Cette condition n'est pas suffisante. Il faut en outre que les principes d'égalité ou d'humanité en développement dans les Cités charnelles, dans les nations, puissent s'épanouir au dehors. C'est déjà le cas lorsque, comme dans les Etats-Nations démocratiques, aucune restriction fondée sur les origines raciales ou ethniques ne peut empêcher les résidents d'accéder aux devoirs et aux droits des autres citoyens. Ce sera le cas de plus en plus, lorsque, s'ouvrant les unes aux autres et acceptant librement la gouverne de Communautés supérieures, les nations s'uniront dans le cadre d'unions politiques (mais non pas étatiques), réalisées au sein des continents (comme l'Union Européenne), en fonction d'intérêts notamment linguistiques et culturels (la Francophonie, l'Hispanidad, le Commonwealth) et, bien sûr, au sein de l'ONU.
L'unité de plus en plus intime de l'Europe et du genre humain suppose donc le maintien d'Etats-Nations que Denis de Rougement appelait des « réserves profondes d'expériences historiques et politiques, des complexes de culture irremplaçables ». Tout ce qui va à l'encontre de ce patrimoine éthique de l'humanité doit être vivement combattu comme l'ultrarégionalisme de certains Européens.

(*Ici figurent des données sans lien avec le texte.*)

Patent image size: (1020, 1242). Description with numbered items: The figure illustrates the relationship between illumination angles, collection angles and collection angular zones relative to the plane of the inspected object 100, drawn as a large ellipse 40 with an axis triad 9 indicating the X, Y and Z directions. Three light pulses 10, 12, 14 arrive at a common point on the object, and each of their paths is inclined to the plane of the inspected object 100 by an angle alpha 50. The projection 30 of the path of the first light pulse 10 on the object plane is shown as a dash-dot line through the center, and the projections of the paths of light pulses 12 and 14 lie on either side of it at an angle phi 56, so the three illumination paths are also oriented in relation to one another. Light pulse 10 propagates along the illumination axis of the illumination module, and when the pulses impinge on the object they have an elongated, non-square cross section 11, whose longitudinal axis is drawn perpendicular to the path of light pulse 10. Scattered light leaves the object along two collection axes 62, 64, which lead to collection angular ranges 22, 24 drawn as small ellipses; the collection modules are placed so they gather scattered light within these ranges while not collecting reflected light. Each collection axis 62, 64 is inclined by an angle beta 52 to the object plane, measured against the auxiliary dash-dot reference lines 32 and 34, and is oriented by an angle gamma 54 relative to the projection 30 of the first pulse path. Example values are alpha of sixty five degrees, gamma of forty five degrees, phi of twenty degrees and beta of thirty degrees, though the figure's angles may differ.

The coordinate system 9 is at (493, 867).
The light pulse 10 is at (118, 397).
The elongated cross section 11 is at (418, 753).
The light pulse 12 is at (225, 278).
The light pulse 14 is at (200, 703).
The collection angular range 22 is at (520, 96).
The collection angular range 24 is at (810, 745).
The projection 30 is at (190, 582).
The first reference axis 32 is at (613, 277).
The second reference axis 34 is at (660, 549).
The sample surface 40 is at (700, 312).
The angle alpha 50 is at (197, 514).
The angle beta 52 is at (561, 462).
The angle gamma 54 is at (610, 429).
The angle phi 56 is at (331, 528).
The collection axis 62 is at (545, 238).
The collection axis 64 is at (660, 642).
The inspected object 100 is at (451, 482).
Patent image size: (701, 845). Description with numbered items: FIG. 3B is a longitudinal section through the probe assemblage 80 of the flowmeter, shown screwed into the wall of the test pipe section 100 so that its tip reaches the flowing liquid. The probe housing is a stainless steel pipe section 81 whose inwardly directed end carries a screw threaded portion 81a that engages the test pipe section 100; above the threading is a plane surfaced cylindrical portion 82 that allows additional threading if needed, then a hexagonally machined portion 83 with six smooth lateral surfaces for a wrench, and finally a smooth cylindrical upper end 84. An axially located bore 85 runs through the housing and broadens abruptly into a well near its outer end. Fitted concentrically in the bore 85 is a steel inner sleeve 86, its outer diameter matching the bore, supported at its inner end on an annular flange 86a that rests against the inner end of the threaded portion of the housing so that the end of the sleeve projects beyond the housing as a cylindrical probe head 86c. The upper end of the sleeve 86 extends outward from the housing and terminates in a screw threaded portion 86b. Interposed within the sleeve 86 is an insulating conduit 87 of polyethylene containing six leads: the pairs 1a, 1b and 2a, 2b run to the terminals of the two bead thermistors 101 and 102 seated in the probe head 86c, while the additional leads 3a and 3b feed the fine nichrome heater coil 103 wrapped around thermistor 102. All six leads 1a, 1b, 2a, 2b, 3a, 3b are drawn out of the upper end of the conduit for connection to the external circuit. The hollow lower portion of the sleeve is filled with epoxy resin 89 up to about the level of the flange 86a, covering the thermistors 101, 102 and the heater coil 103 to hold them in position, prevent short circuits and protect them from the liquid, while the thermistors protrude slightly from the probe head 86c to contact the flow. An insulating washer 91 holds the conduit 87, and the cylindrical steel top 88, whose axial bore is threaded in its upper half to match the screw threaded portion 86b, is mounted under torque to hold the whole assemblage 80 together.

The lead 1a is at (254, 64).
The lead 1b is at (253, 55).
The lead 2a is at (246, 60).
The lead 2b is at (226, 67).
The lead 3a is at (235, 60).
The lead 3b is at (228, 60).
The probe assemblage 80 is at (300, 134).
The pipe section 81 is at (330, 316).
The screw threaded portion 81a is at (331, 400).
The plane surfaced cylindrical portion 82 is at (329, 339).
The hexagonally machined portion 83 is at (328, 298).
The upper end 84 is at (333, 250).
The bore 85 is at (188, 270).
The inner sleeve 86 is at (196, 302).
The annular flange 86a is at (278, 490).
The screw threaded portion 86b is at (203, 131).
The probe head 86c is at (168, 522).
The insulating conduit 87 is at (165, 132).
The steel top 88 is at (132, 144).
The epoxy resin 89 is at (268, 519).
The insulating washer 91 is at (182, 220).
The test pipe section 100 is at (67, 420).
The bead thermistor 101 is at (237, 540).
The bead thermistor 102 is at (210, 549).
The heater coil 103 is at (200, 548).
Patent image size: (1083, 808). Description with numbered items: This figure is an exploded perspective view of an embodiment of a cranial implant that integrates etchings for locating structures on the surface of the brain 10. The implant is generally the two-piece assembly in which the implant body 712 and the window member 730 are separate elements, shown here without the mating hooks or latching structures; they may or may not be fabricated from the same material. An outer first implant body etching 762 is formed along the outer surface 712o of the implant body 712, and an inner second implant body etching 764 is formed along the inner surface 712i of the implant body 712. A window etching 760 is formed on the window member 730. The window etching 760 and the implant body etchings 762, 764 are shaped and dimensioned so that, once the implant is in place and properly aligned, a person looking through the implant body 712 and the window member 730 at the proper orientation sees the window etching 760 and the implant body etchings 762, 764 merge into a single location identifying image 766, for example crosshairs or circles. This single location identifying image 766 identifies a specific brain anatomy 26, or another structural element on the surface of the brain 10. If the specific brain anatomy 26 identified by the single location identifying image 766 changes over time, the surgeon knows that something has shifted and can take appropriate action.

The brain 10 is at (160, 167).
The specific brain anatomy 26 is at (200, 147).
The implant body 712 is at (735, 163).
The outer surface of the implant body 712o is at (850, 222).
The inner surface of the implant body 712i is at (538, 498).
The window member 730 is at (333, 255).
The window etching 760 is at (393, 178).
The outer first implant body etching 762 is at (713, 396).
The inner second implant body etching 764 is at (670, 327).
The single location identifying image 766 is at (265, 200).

Pour nous, Wallons, qui voulons participer à la grande aventure démocratique et républicaine de la construction de l'Europe et, au-delà, à la grande aventure humaine d'émancipation qui va se relancer sous peu, un préalable s'impose: la destruction de l'Etat monarchique belge. Celui-ci, certes, a pu ébaucher ces fameux chemins qui mènent aux portes de la Cité humaine. Mais, pour survivre, l'Etat belge doit s'imposer, à la manière d'une Cité mondiale unique et donc totalitaire qui tuerait la démocratie. Le système monarchique commande de brouiller toutes les pistes de notre mémoire - qu'il s'agisse de nos gloires ou de nos hontes. De l'exploitation coloniale, auxquels nous fûmes mêlés, aux errements dynastiques toujours niés, en passant par le silence qui pèse sur les plus belles gestes de la Wallonie insurgée et citoyenne, dans la Résistance, en 1950, en 1960... l'Etat monarchique belge fige notre conscience, gèle notre patrimoine éthique, assassine notre mémoire, mine notre culture. Son principe d'unité étant un personnage féodal, ces notions de mémoire qui, à la fois, exalte et juge, de patrimoine qui confère dignité et honneur, de peuples en marche... lui répugnent. La Cité humaine n'est vraiment une Cité que lorsque, s'assumant comme Cité jusque dans ses manières de se représenter, elle accepte d'être une République. Certes, il peut arriver, localement, comme au Danemark, en Suède, Norvège, Angleterre, en Hollande, qu'un roi dépossédé, devenu purement honorifique, rappelle, par ce dénuement même, la victoire des parlements sur l'absolutisme. Pareille victoire n'a pas à être fêtée chez nous. Même la Résistance, sursaut prodigieux d'héroïsme d'un peuple pourtant démuni contre la pire des barbaries de l'Histoire, est niée. Les successeurs du roi Léopold III, qui désavoua la Résistance, n'ont jamais eux-mêmes, ni implicitement ni explicitement, désavoué ce désaveu. Ils ont, au contraire, souvent confirmé de manière subreptice les sentiments hostiles à la Résistance du seul Chef d'Etat européen investi légalement dans un cadre démocratique avant la guerre, qui serra la main d'Hitler après 1940.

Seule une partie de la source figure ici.